Hacker News new | ask | show | jobs
by stingraycharles 1588 days ago
How is encryption compliant? I’ve implemented GDPR data infrastructures twice now, and as far as I’m aware, the only way to be compliant with encryption is when you throw the decryption key away.
2 comments

Sometimes it might be a single field in a 1MB nested structure that you have to remove. So it gets encrypted when the whole structure gets stored and when the field is to be deleted you just throw away the key instead of modifying the entire 1MB just to remove a few kB.
If you're comparing gov't regulations to delete data to saving a few KB, then I think you're looking at this wrong.
It's few KB per-record. In practice when schemes like that are applied, it means "in total we can remove this key and not rewrite 10M rows across 3 data stores which itself would cost $$$ and make the database and incremental backups cry".
Bingo.

We did a similar thing except replacing the values with a UUID and storing the pair in a lookup table somewhere. Delete that row and none of the rest of the data is able to be tied back to a human being.

Bonus, most people didn't need that data, and it was no longer given out to everyone who grabbed the entire dataset.

As mentioned, encrypt something and throw a way the key, often called "crypto shredding".
Ahh I see, and that way you can quickly “remove” a whole lot of data by just removing the key, which makes for cheap operations, and/or more flexible workflow (you can periodically compact the database and remove entries for which you have no key).

Is my understanding correct?

yes, but also its that a lot of the data these days ends up in pseudo-append-only stores (like s3/glacier, or many data warehouse products) where deletes/updates to old data are extremely expensive. Or just having to scan petabytes of cold stored data looking for a particular users records.

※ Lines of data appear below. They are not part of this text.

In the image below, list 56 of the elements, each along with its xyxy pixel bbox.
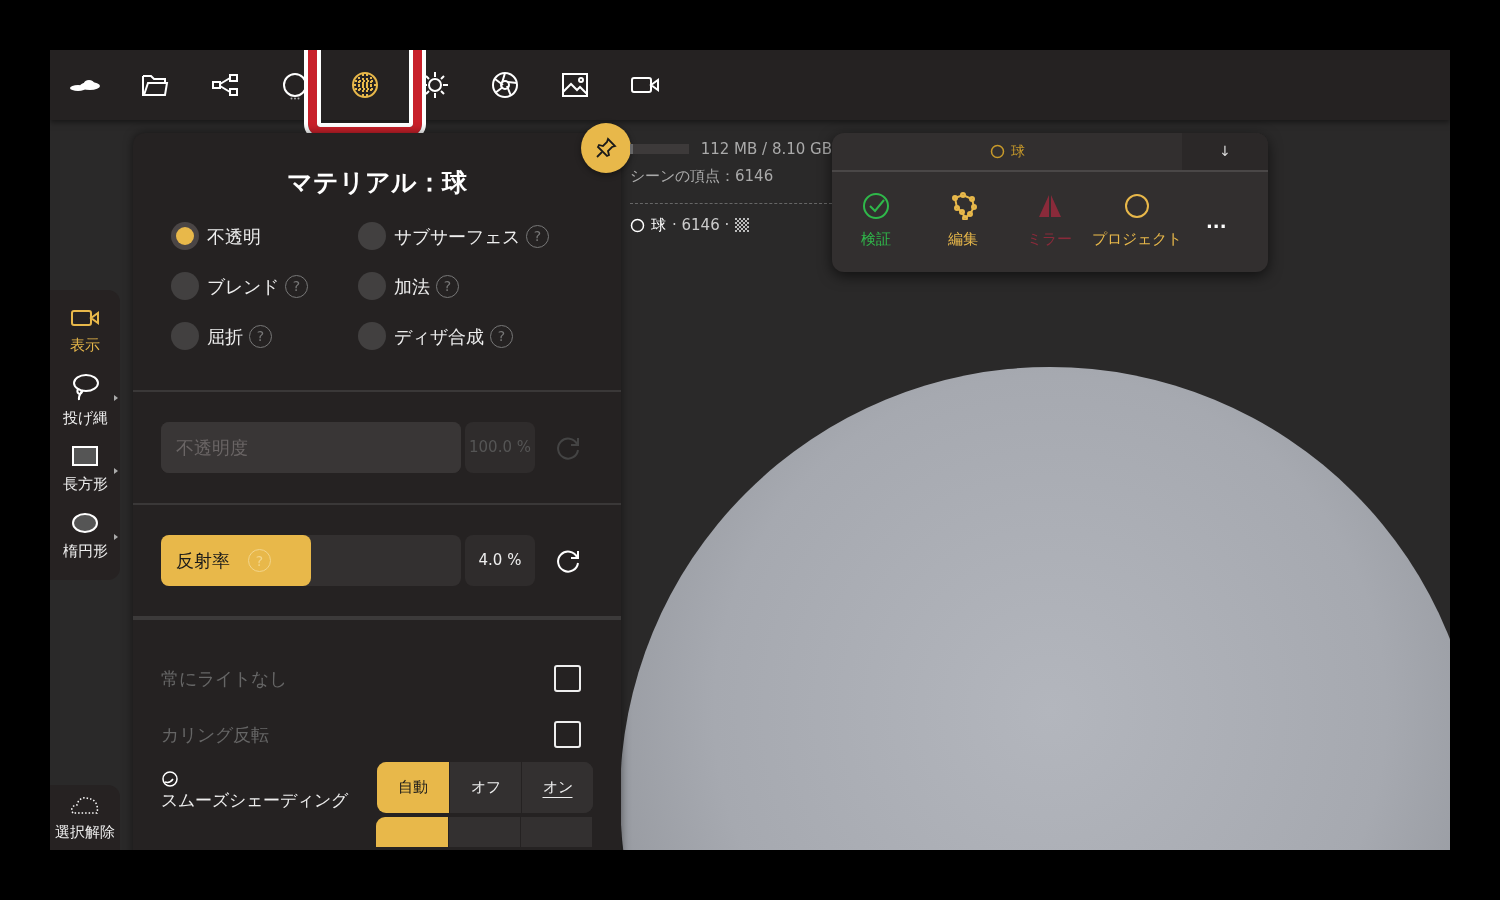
ellipse-icon xyxy=(71,511,99,534)
aperture-icon xyxy=(491,71,519,99)
panel-title: マテリアル：球 xyxy=(287,168,467,198)
logo-icon xyxy=(70,78,100,92)
collapse-button[interactable]: ↓ xyxy=(1182,133,1268,170)
radio-option[interactable]: サブサーフェス xyxy=(358,222,520,250)
action-button[interactable]: プロジェクト xyxy=(1093,192,1180,251)
deselect-button[interactable]: 選択解除 xyxy=(50,785,120,850)
smooth-shading-icon xyxy=(161,769,179,788)
checker-icon xyxy=(735,218,750,233)
value-field[interactable]: 4.0 % xyxy=(465,535,535,586)
material-ball-icon xyxy=(351,71,379,99)
option-label: 常にライトなし xyxy=(161,666,287,691)
tool-button[interactable]: 長方形 xyxy=(50,437,120,504)
submenu-caret-icon xyxy=(114,467,118,474)
action-button[interactable]: 検証 xyxy=(832,192,919,251)
video-camera-icon xyxy=(630,75,660,95)
action-button[interactable]: 編集 xyxy=(919,192,1006,251)
lasso-icon xyxy=(70,372,100,401)
dotted-cloud-icon xyxy=(70,795,100,815)
radio-option[interactable]: ブレンド xyxy=(171,272,279,300)
object-name: 球 xyxy=(651,215,666,236)
node-graph-icon xyxy=(211,73,239,97)
option-label: カリング反転 xyxy=(161,722,269,747)
vertex-count: シーンの頂点：6146 xyxy=(630,165,775,187)
check-circle-icon xyxy=(861,192,890,220)
segment-button[interactable]: 自動 xyxy=(377,762,449,813)
folder-icon xyxy=(141,73,169,97)
video-camera-icon xyxy=(70,308,100,328)
radio-option[interactable]: 加法 xyxy=(358,272,430,300)
sphere-icon xyxy=(630,217,645,233)
pin-button[interactable] xyxy=(581,123,631,173)
checkbox[interactable] xyxy=(554,720,581,748)
checkbox[interactable] xyxy=(554,664,581,692)
tool-button[interactable]: 楕円形 xyxy=(50,503,120,570)
radio-option[interactable]: 不透明 xyxy=(171,222,261,250)
slider-track[interactable]: 反射率 ? xyxy=(161,535,461,586)
radio-option[interactable]: 屈折 xyxy=(171,322,243,350)
tool-button[interactable]: 表示 xyxy=(50,300,120,365)
submenu-caret-icon xyxy=(114,534,118,540)
sphere-icon xyxy=(989,144,1005,159)
radio-option[interactable]: ディザ合成 xyxy=(358,322,484,350)
option-label: スムーズシェーディング xyxy=(161,788,348,812)
more-button[interactable]: ... xyxy=(1200,206,1233,236)
submenu-caret-icon xyxy=(114,395,118,401)
more-dots-icon xyxy=(290,97,300,100)
object-vertices: · 6146 · xyxy=(672,215,730,236)
memory-usage: 112 MB / 8.10 GB xyxy=(700,139,832,160)
circle-icon xyxy=(1122,192,1151,220)
memory-bar xyxy=(630,144,689,155)
rectangle-icon xyxy=(71,445,99,467)
image-icon xyxy=(561,72,589,98)
slider-label: 反射率 xyxy=(176,549,230,573)
pin-icon xyxy=(594,136,618,160)
popover-title: 球 xyxy=(1010,142,1025,161)
tool-button[interactable]: 投げ縄 xyxy=(50,364,120,437)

Throwing away the key is instant and "free".
Interesting... this raises soooo many questions.

How are "crypto-shredding" actions propagated to the access patterns/layer?

I assume that there is an encrypted partition/cluster/shard key (in addition to similarly encrypted rows/fields) that is invalidated during the shredding causing any predicate matching on these ids to evaluate to false.

---

Now that I've typed this out, i realize that by electing to encrypt individual fields, all and any predicate matching will evaluate to false and has nothing to do with partitioning, sharding, or clustering...

I guess it would also be pretty awesome since you could invalidated entire sets of data by "shredding" grouping ids that are being used as partition/cluster/shard keys.

Now I realize that this implies that you shouldn't encrypt each and every fields of related data the same way (grouping ids), otherwise you're potentially going to end up with unique keys/ids for common attributes across sets of data... potentially rendering clustering/sharding/partition useless (cardinality too great).

While "defragging" or "rebalancing" this increasingly "sparse", old data would be expensive, surely there has to come a point where the storage costs start to exceed that of interaction costs for specific subsets of your prefixes. For instance, partitions that consist entirely of data that has had all of its respective encryption keys shredded.

---

Illuminating comment that has set my mind into overdrive... Fascinating stuff!

That doesn't sound like something jeff_vader was talking about, since "deleting any old data was rejected" and this is definitely a way of deleting stuff.